工事現場や太陽光発電施設から銅線ケーブルなどの金属が盗まれ転売される被害が各地で相次いでいて、警察庁によりますと、金属が盗まれる被害は去年11月末までに1万9465件発生し、前の年の年間の発生件数を上回っています。
盗品の流通を防止する現在の「古物営業法」では切断されたケーブルは規制の対象外となっていて、警察庁は去年9月から法律の専門家や金属くずの業界団体などが参加する有識者検討会を設けて対応を議論し、規制を強化する新たな法律を整備する方針を固めました。
具体的には、金属の買い取り業者に対し、取り引きの際に、顔写真が付いた書類で本人確認を厳格に行うことや、取り引きの記録を作成し、保存することを義務づける方針です。
また、現在、買い取り業者は、条例が制定されている場合を除いて、届け出の必要はありませんが、実態を把握しやすくするため届け出制にする方針です。
さらに、銅線を切断するケーブルカッターなどの工具を、隠して持ち歩くことを禁止することも検討されています。
警察庁は被害の拡大に歯止めをかけるため、早い時期の国会での成立を目指すことにしています。
警察庁 “金属買い取り”規制強化の新たな法律を整備する方針
金属価格の高騰を背景に太陽光発電施設の送電用の銅線ケーブルなどが盗まれる被害が急増していることから、警察庁は金属の買い取り業者に対し、取り引きの際に顔写真付きの書類で本人確認を義務づけるなど、規制を強化する新たな法律を整備する方針を固めました。
被害急増の背景に“銅を含む金属価格の高騰” 深刻な影響も
警察庁によりますと、おととし1年間に送電用の銅線ケーブルなど、金属が盗まれた被害は全国で1万6276件発生し、被害額はおよそ132億8700万円にのぼりました。
このうち、金属の材質別では銅が8437件と、全体の半数を占めています。
被害は増加傾向が続いていて、去年は1月から11月末までに1万9465件の被害が発生し、年間では2万件を超える見通しです。

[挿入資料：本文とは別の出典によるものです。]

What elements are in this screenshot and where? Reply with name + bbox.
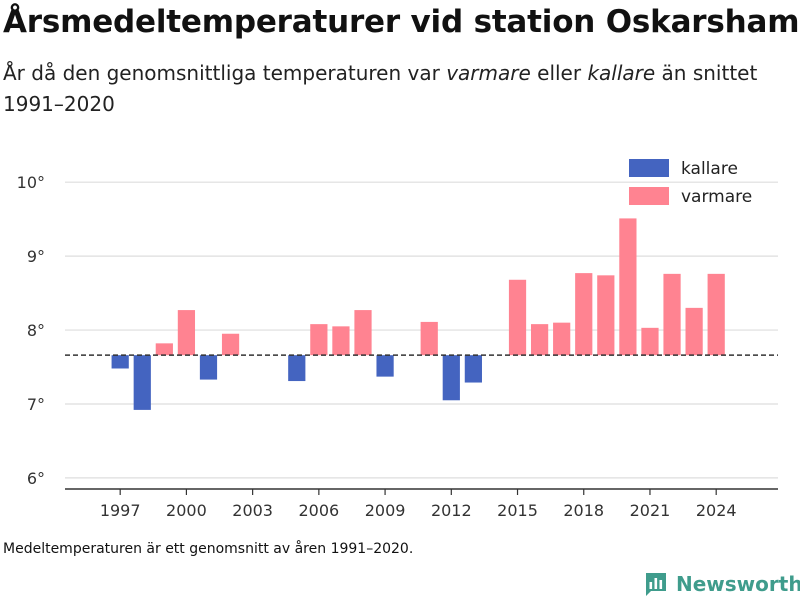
bar-warmer-2016 xyxy=(530,324,549,356)
y-tick-label: 10° xyxy=(17,173,45,192)
bar-warmer-2008 xyxy=(354,310,372,356)
bar-warmer-1999 xyxy=(155,343,173,356)
x-tick-label: 2009 xyxy=(365,501,406,520)
bar-colder-2013 xyxy=(464,355,482,383)
bar-warmer-2007 xyxy=(332,326,350,356)
subtitle-warm-word: varmare xyxy=(446,61,531,85)
bar-warmer-2021 xyxy=(641,327,659,356)
bar-colder-2005 xyxy=(288,355,306,382)
legend-swatch-varmare xyxy=(629,187,669,205)
chart-title: Årsmedeltemperaturer vid station Oskarsh… xyxy=(3,4,800,40)
legend-label-kallare: kallare xyxy=(681,159,738,179)
bar-warmer-2022 xyxy=(663,273,681,356)
temperature-bar-chart: 6° 7° 8° 9° 10° 1997 2000 2003 2006 2009 2012 2015 2… xyxy=(17,159,778,520)
newsworthy-chart-icon xyxy=(646,573,666,596)
x-tick-label: 1997 xyxy=(100,501,141,520)
newsworthy-logo[interactable]: Newsworthy xyxy=(644,569,800,599)
bar-warmer-2015 xyxy=(508,279,527,356)
subtitle-text-end: än snittet 1991–2020 xyxy=(3,61,758,116)
brand-name: Newsworthy xyxy=(676,572,800,596)
bar-warmer-2018 xyxy=(575,273,593,356)
x-tick-label: 2000 xyxy=(166,501,207,520)
bar-warmer-2002 xyxy=(221,333,240,356)
bar-warmer-2019 xyxy=(597,275,615,356)
footnote: Medeltemperaturen är ett genomsnitt av å… xyxy=(3,541,414,557)
subtitle-text-middle: eller xyxy=(530,61,588,85)
bar-colder-1998 xyxy=(133,355,151,410)
bar-colder-2012 xyxy=(442,355,460,401)
bar-colder-1997 xyxy=(111,355,129,369)
bar-warmer-2000 xyxy=(177,310,196,356)
bar-warmer-2023 xyxy=(685,307,703,356)
chart-subtitle: År då den genomsnittliga temperaturen va… xyxy=(3,58,793,120)
x-tick-label: 2021 xyxy=(630,501,671,520)
x-tick-label: 2018 xyxy=(563,501,604,520)
bar-warmer-2006 xyxy=(310,324,328,356)
bar-warmer-2024 xyxy=(707,273,725,356)
bar-colder-2009 xyxy=(376,355,394,377)
y-tick-label: 6° xyxy=(27,469,45,488)
subtitle-text-start: År då den genomsnittliga temperaturen va… xyxy=(3,61,447,85)
x-tick-label: 2012 xyxy=(431,501,472,520)
y-tick-label: 7° xyxy=(27,395,45,414)
bar-colder-2001 xyxy=(199,355,218,380)
subtitle-cold-word: kallare xyxy=(587,61,656,85)
bar-warmer-2017 xyxy=(553,322,571,356)
bar-warmer-2011 xyxy=(420,321,438,356)
x-tick-label: 2024 xyxy=(696,501,737,520)
y-tick-label: 9° xyxy=(27,247,45,266)
bar-warmer-2020 xyxy=(619,218,637,356)
x-tick-label: 2003 xyxy=(232,501,273,520)
x-tick-label: 2015 xyxy=(497,501,538,520)
legend-label-varmare: varmare xyxy=(681,187,752,207)
x-tick-label: 2006 xyxy=(298,501,339,520)
legend-swatch-kallare xyxy=(629,159,669,177)
y-tick-label: 8° xyxy=(27,321,45,340)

急増の背景には銅を含む金属価格の高騰があるとみられています。
金属くずのうち、銅は1キロ当たりの平均価格が昨年度はおよそ1131円と、アルミニウムのおよそ185円、鉄のおよそ47円よりもはるかに高値で取り引きされています。
銅は電気伝導率が高く、再生可能エネルギーの設備や電気自動車の部品に使用されていて、世界で争奪戦が繰り広げられています。
一方、銅線ケーブルが切断されると、設備の修理に多額の費用がかかるほか、社会生活にも深刻な影響をもたらします。
去年7月、群馬県渋川市の養鶏場で銅線ケーブルおよそ170メートルが切断されて盗まれた事件では、停電によって養鶏場の空調設備が停止したことで、およそ十数万羽のニワトリが死にました。
また、去年10月、千葉県鴨川市の漁港で電柱から1.6キロメートル分の電線が盗まれた事件では停電によって給油装置が使えなくなるなど、大きな影響がでました。
警察庁の有識者検討会では、盗んだ銅線を容易に換金できる環境が、被害の拡大に拍車をかけているとして、本人確認の厳格化や買い取り業者の届け出制を導入することを求めています。
銅線ケーブル盗みなどで検挙146人 カンボジア人がおよそ半数
警察庁によりますと、銅線ケーブルの盗みや処分に関わったとして、去年1月から11月末までに全国の警察に検挙された人は146人で、国籍別では
▽カンボジア人がおよそ半数の74人と最も多く、
▽次いで日本人が38人、
▽タイ人が18人、
▽ベトナム人が8人などとなっています。
技能実習生として入国した外国人が勧誘されるケースも目立っているということです。
警察庁の露木康浩長官は9日の会見で、金属の盗難はそれ自体の被害にとどまらず電力の供給が止まることによる経済的損失など、国民に大きな影響を与える問題だとした上で、「多くはメンバーが流動的に入れ替わる外国人犯罪グループによる犯行で、いわば『外国人トクリュウ』とも言える実態にある。警察内の部門や都道府県の垣根を取り払った取締りを強化するなど、的確に対処していきたい」と述べました。